Encorajou os construtores a criar “alianças de tradução” com profissionais das finanças tradicionais para alinhar linguagem e pensamento. Quanto ao risco de “captura institucional”, reconheceu a ameaça mas insistiu que a prioridade é manter o protocolo central Ethereum distribuído globalmente—e assim apoiar a migração massiva de ativos.
Na apresentação “Ethereum (Roadmap) em 30min”, o cofundador Vitalik Buterin abriu com o caso FTX, contrapondo a dependência de confiança pessoal das instituições centralizadas (“Don’t be evil”) ao princípio Ethereum (“Can’t be evil”). Definiu Ethereum como uma plataforma global, aberta e resistente à censura, destacando a programabilidade—qualquer pessoa pode lançar smart contracts, não ficando limitada a tipos de transação pré-definidos—como principal vantagem.
Enumerou as forças da blockchain: pagamentos, aplicações financeiras, DAOs, identidade descentralizada e ENS, votação e publicação resistente à censura, e prova de existência ou escassez num momento específico. As limitações incluem privacidade insuficiente, incapacidade para throughput ultra-elevado ou computação de baixa latência, e ausência de acesso direto a dados do mundo real.

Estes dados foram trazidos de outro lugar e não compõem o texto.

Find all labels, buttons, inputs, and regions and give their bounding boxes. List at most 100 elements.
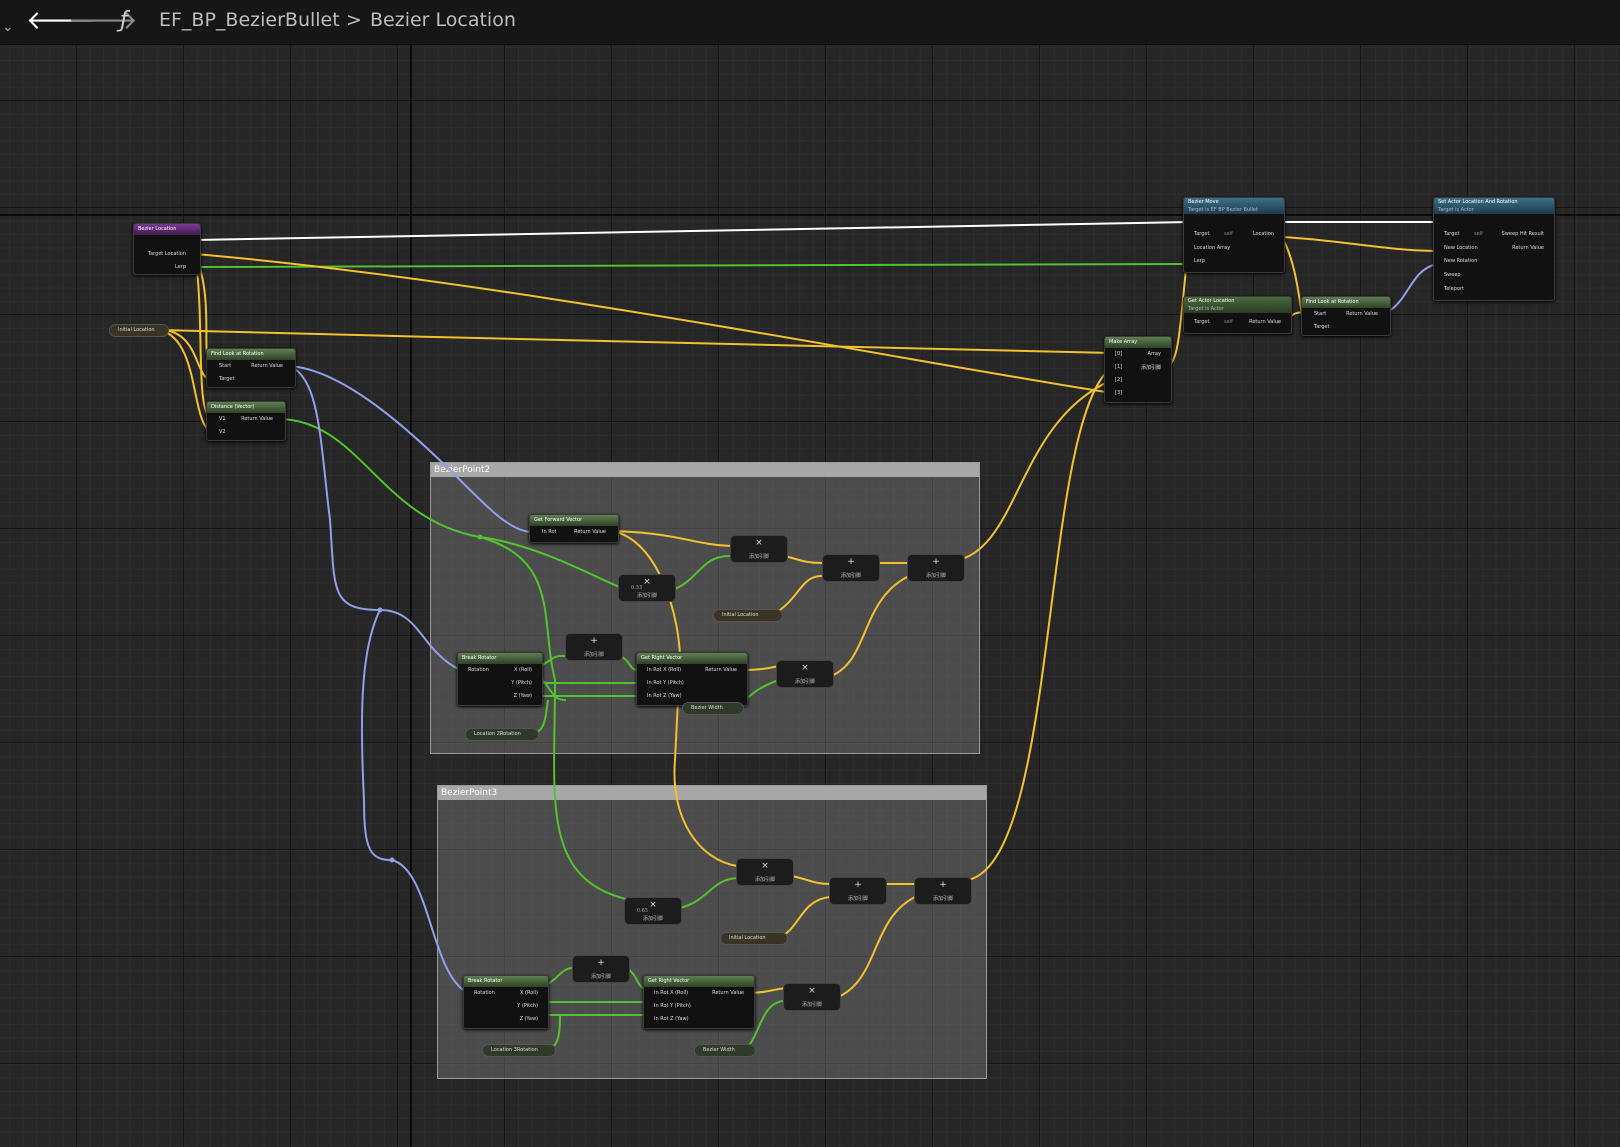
pin-target-location[interactable]: Target Location — [148, 251, 186, 258]
pin-in-rot-y[interactable]: In Rot Y (Pitch) — [647, 680, 684, 687]
chevron-down-icon[interactable]: ⌄ — [2, 12, 14, 42]
pin-lerp[interactable]: Lerp — [1194, 258, 1205, 265]
pin-in-rot-z[interactable]: In Rot Z (Yaw) — [647, 693, 682, 700]
add-node[interactable]: + 添加引脚 — [822, 554, 880, 582]
add-node[interactable]: + 添加引脚 — [914, 877, 972, 905]
pin-target[interactable]: Target — [219, 376, 234, 383]
multiply-node[interactable]: × 添加引脚 — [776, 660, 834, 688]
pin-sweep-hit-result[interactable]: Sweep Hit Result — [1502, 231, 1544, 238]
pin-in-rot-x[interactable]: In Rot X (Roll) — [647, 667, 681, 674]
add-pin-button[interactable]: 添加引脚 — [1141, 365, 1161, 372]
find-look-at-rotation-node[interactable]: Find Look at Rotation Start Target Retur… — [206, 348, 296, 388]
pin-sweep[interactable]: Sweep — [1444, 272, 1461, 279]
multiply-node[interactable]: × 添加引脚 0.33 — [618, 574, 676, 602]
get-forward-vector-node[interactable]: Get Forward Vector In Rot Return Value — [529, 514, 619, 543]
pin-new-rotation[interactable]: New Rotation — [1444, 258, 1477, 265]
pin-location[interactable]: Location — [1253, 231, 1274, 238]
get-right-vector-node[interactable]: Get Right Vector In Rot X (Roll) In Rot … — [643, 975, 755, 1029]
multiplier-value[interactable]: 0.33 — [631, 585, 642, 591]
set-actor-location-rotation-node[interactable]: Set Actor Location And Rotation Target is… — [1433, 197, 1555, 301]
add-pin-button[interactable]: 添加引脚 — [823, 572, 879, 579]
add-node[interactable]: + 添加引脚 — [907, 554, 965, 582]
add-pin-button[interactable]: 添加引脚 — [619, 592, 675, 599]
pin-0[interactable]: [0] — [1115, 351, 1122, 358]
bezier-width-getter[interactable]: Bezier Width — [694, 1044, 756, 1057]
pin-target[interactable]: Target — [1314, 324, 1329, 331]
add-pin-button[interactable]: 添加引脚 — [777, 678, 833, 685]
pin-return-value[interactable]: Return Value — [1512, 245, 1544, 252]
pin-location-array[interactable]: Location Array — [1194, 245, 1230, 252]
bezier-move-node[interactable]: Bezier Move Target is EF BP Bezier Bullet… — [1183, 197, 1285, 273]
vector-wire — [777, 896, 831, 939]
initial-location-getter[interactable]: Initial Location — [109, 324, 169, 337]
pin-in-rot-z[interactable]: In Rot Z (Yaw) — [654, 1016, 689, 1023]
location-2-rotation-getter[interactable]: Location 2Rotation — [465, 728, 539, 741]
add-pin-button[interactable]: 添加引脚 — [915, 895, 971, 902]
vector-wire — [159, 329, 212, 433]
pin-return-value[interactable]: Return Value — [1249, 319, 1281, 326]
pin-in-rot-x[interactable]: In Rot X (Roll) — [654, 990, 688, 997]
pin-start[interactable]: Start — [1314, 311, 1326, 318]
multiplier-value[interactable]: 0.65 — [637, 908, 648, 914]
function-entry-node[interactable]: Bezier Location Target Location Lerp — [133, 223, 201, 275]
pin-in-rot[interactable]: In Rot — [542, 529, 557, 536]
add-node[interactable]: + 添加引脚 — [829, 877, 887, 905]
pin-z-yaw[interactable]: Z (Yaw) — [520, 1016, 538, 1023]
get-actor-location-node[interactable]: Get Actor Location Target is Actor Target… — [1183, 296, 1292, 334]
add-node[interactable]: + 添加引脚 — [572, 955, 630, 983]
add-pin-button[interactable]: 添加引脚 — [625, 915, 681, 922]
pin-target[interactable]: Target — [1194, 319, 1209, 326]
pin-y-pitch[interactable]: Y (Pitch) — [517, 1003, 538, 1010]
pin-1[interactable]: [1] — [1115, 364, 1122, 371]
node-title: Set Actor Location And Rotation Target is… — [1434, 198, 1554, 214]
pin-v1[interactable]: V1 — [219, 416, 226, 423]
pin-array[interactable]: Array — [1148, 351, 1161, 358]
pin-x-roll[interactable]: X (Roll) — [520, 990, 538, 997]
add-pin-button[interactable]: 添加引脚 — [737, 876, 793, 883]
pin-return-value[interactable]: Return Value — [241, 416, 273, 423]
pin-3[interactable]: [3] — [1115, 390, 1122, 397]
pin-target[interactable]: Target — [1444, 231, 1459, 238]
location-3-rotation-getter[interactable]: Location 3Rotation — [482, 1044, 556, 1057]
pin-in-rot-y[interactable]: In Rot Y (Pitch) — [654, 1003, 691, 1010]
add-pin-button[interactable]: 添加引脚 — [573, 973, 629, 980]
pin-start[interactable]: Start — [219, 363, 231, 370]
multiply-node[interactable]: × 添加引脚 0.65 — [624, 897, 682, 925]
multiply-node[interactable]: × 添加引脚 — [730, 535, 788, 563]
get-right-vector-node[interactable]: Get Right Vector In Rot X (Roll) In Rot … — [636, 652, 748, 706]
initial-location-getter[interactable]: Initial Location — [720, 932, 788, 945]
pin-x-roll[interactable]: X (Roll) — [514, 667, 532, 674]
break-rotator-node[interactable]: Break Rotator Rotation X (Roll) Y (Pitch… — [457, 652, 543, 706]
break-rotator-node[interactable]: Break Rotator Rotation X (Roll) Y (Pitch… — [463, 975, 549, 1029]
pin-return-value[interactable]: Return Value — [574, 529, 606, 536]
pin-return-value[interactable]: Return Value — [1346, 311, 1378, 318]
add-pin-button[interactable]: 添加引脚 — [830, 895, 886, 902]
add-pin-button[interactable]: 添加引脚 — [731, 553, 787, 560]
distance-vector-node[interactable]: Distance (Vector) V1 V2 Return Value — [206, 401, 286, 441]
pin-return-value[interactable]: Return Value — [705, 667, 737, 674]
pin-new-location[interactable]: New Location — [1444, 245, 1478, 252]
pin-teleport[interactable]: Teleport — [1444, 286, 1464, 293]
make-array-node[interactable]: Make Array [0] [1] [2] [3] Array 添加引脚 — [1104, 336, 1172, 403]
pin-2[interactable]: [2] — [1115, 377, 1122, 384]
multiply-node[interactable]: × 添加引脚 — [783, 983, 841, 1011]
bezier-width-getter[interactable]: Bezier Width — [682, 702, 744, 715]
pin-return-value[interactable]: Return Value — [712, 990, 744, 997]
pin-y-pitch[interactable]: Y (Pitch) — [511, 680, 532, 687]
pin-z-yaw[interactable]: Z (Yaw) — [514, 693, 532, 700]
pin-lerp[interactable]: Lerp — [175, 264, 186, 271]
initial-location-getter[interactable]: Initial Location — [713, 609, 783, 622]
pin-v2[interactable]: V2 — [219, 429, 226, 436]
pin-rotation[interactable]: Rotation — [468, 667, 489, 674]
pin-return-value[interactable]: Return Value — [251, 363, 283, 370]
add-node[interactable]: + 添加引脚 — [565, 633, 623, 661]
node-title: Break Rotator — [458, 653, 542, 664]
multiply-node[interactable]: × 添加引脚 — [736, 858, 794, 886]
add-pin-button[interactable]: 添加引脚 — [908, 572, 964, 579]
add-pin-button[interactable]: 添加引脚 — [566, 651, 622, 658]
pin-target[interactable]: Target — [1194, 231, 1209, 238]
breadcrumb-blueprint[interactable]: EF_BP_BezierBullet — [159, 9, 340, 31]
find-look-at-rotation-node[interactable]: Find Look at Rotation Start Target Retur… — [1301, 296, 1391, 336]
add-pin-button[interactable]: 添加引脚 — [784, 1001, 840, 1008]
pin-rotation[interactable]: Rotation — [474, 990, 495, 997]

No roadmap tecnológico, Vitalik apelidou 2025 e 2026 de “arco de escalabilidade” da Ethereum. O limite de gás aumentou cerca de 50% este ano, com a rede a aproximar-se dos 60 milhões. Upgrades futuros—including a separação proposer-builder e listas de acesso a nível de bloco—irão reforçar o desempenho sem aumentar os requisitos de hardware.

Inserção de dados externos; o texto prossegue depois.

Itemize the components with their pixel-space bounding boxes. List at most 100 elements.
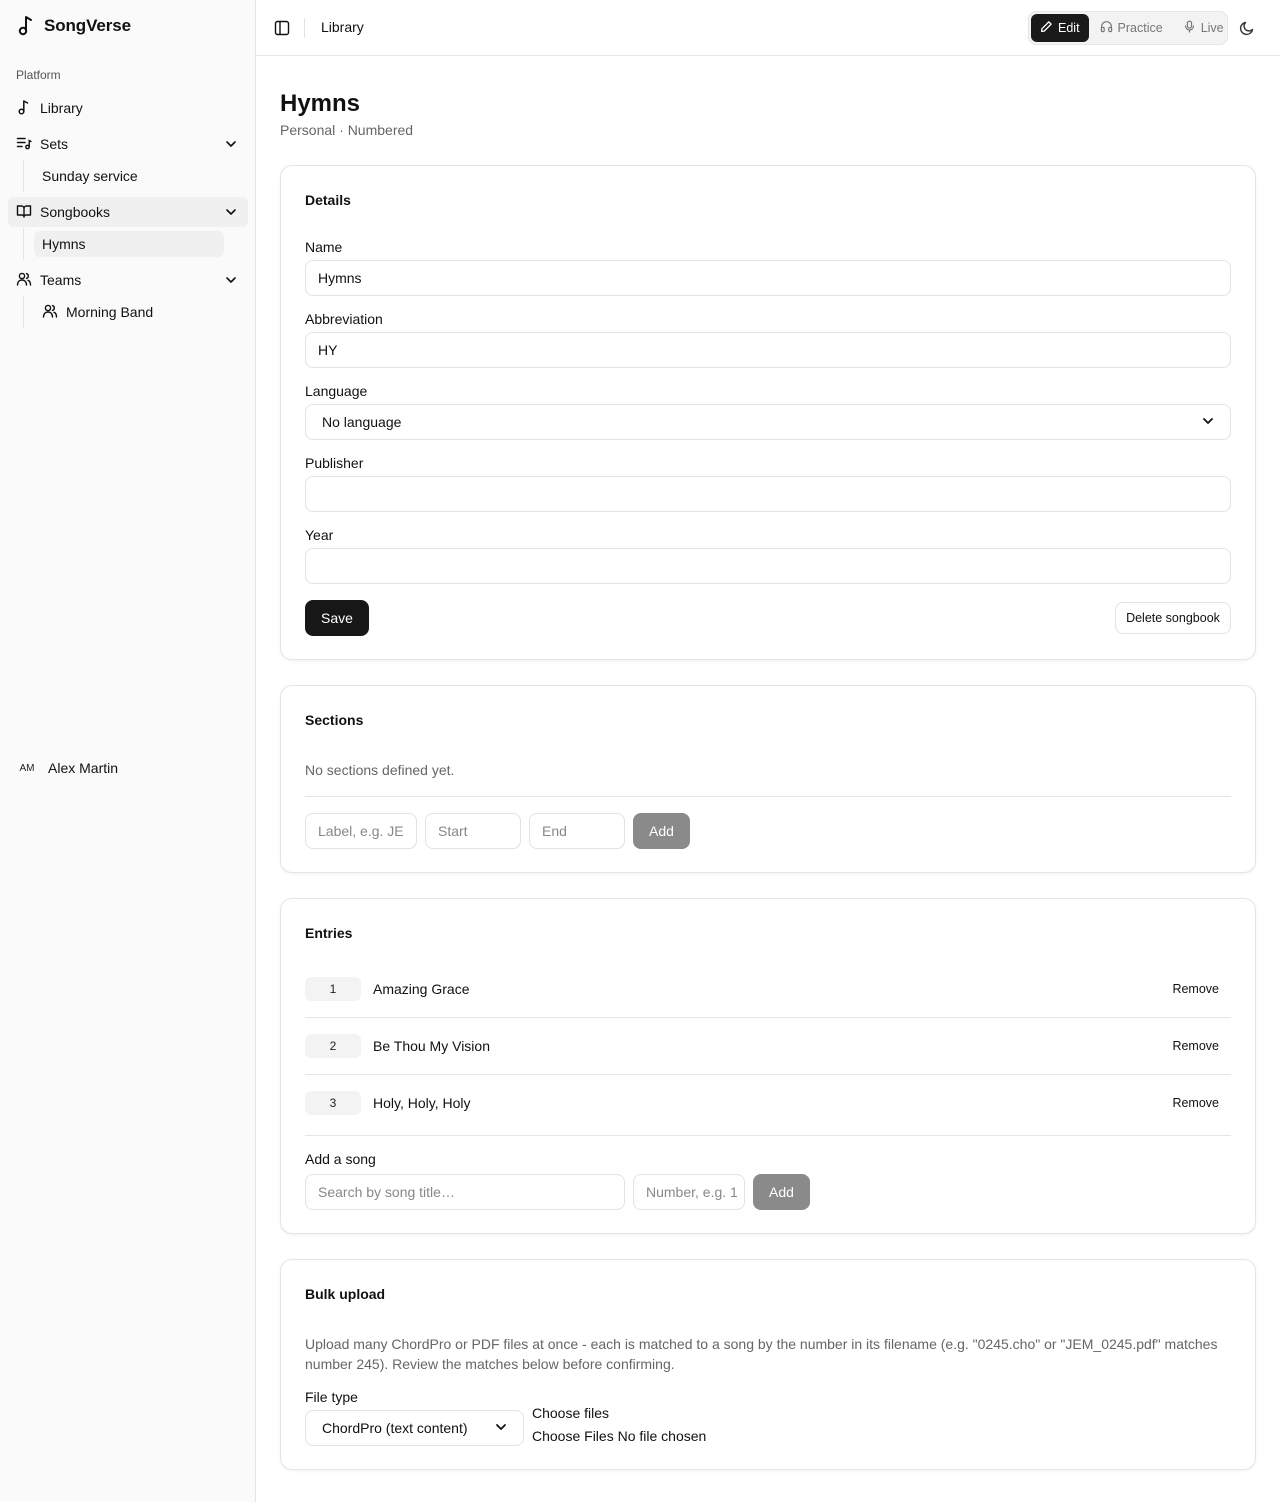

Vitalik está especialmente otimista com o ZK-EVM, que permite aos nós validar provas em vez de reexecutar todas as operações, reduzindo drasticamente o custo de sincronização e computação dos full nodes e tornando possível operar em portáteis ou telemóveis. A visão “Lean Ethereum” visa adicionar componentes quase ótimos—VMs e funções hash compatíveis com zero knowledge, criptografia pós-quântica, verificação formal e melhor disponibilidade de dados. Ao nível do utilizador, privacidade e segurança avançarão com light clients, abstração de contas e carteiras com recuperação por hardware ou social.
Na sessão de Q&A, Vitalik resumiu a posição da Ethereum face a Wall Street: “São utilizadores, apoiamos todos os utilizadores”, sendo a neutralidade credível a base. Quanto à adoção quotidiana, citou comerciantes de Buenos Aires que já aceitam ETH e stablecoins, e apelou à adoção de stacks tecnológicos abertos e verificáveis em sistemas operativos, comunicações e governação. Para a competência pessoal mais relevante, aconselhou a comunidade a tornar-se “generalista”—instalar uma carteira, pagar com ETH, participar num DAO, criar um contrato simples e construir conhecimentos básicos do protocolo.